Context windows of 100,000 tokens or more have become the baseline expectation in enterprise AI model evaluations, a threshold that would have been considered exceptional just 18 months ago. The shift reflects a maturation of long-context use cases from experimental to production, with enterprise buyers now treating large context capacity as a table-stakes requirement rather than a differentiating feature.

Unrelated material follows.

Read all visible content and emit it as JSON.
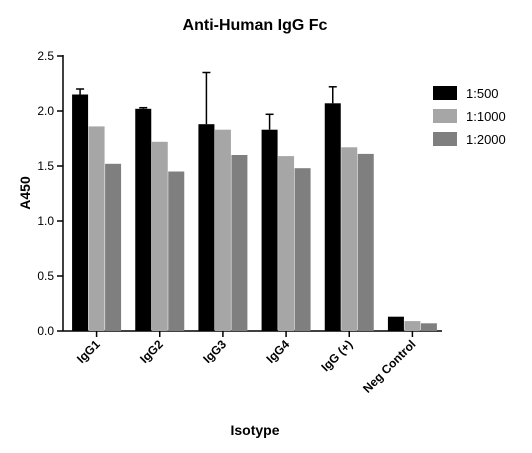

The proliferation of long-context models — Claude's 200K context, Gemini's 1M context, GPT-4's 128K context — has enabled workflows that were previously impractical: analyzing an entire codebase for security vulnerabilities, summarizing a full legal case file with all supporting documents, or reviewing a complete set of financial statements and footnotes for a due diligence analysis. These are tasks where the quality improvement from seeing the full document set outweighs the cost premium of long-context inference.
The economics of long-context inference have also improved. The "KV cache" efficiency problem — which historically made long-context inference disproportionately expensive because each token attended to all prior tokens — has been partially addressed through sparse attention mechanisms, prompt caching features (where repeated system prompts and document context are cached at reduced cost), and better KV cache management. Claude's prompt caching feature, in particular, has made long-document workflows substantially more cost-effective for applications that reuse the same large context across multiple queries.
Practical use of 1M token contexts remains constrained by performance rather than availability. Retrieval quality within very long contexts degrades for some models and some query types — the "lost in the middle" problem where information in the center of a very long context is less reliably retrieved than information at the beginning or end. This performance characteristic means that for many applications, a well-designed retrieval-augmented generation system outperforms a naive 1M context approach, despite the latter's greater simplicity.
The competitive pressure from long-context capabilities is driving models toward better retrieval performance throughout the context, with several labs publishing research on attention modifications that improve middle-of-context retrieval accuracy.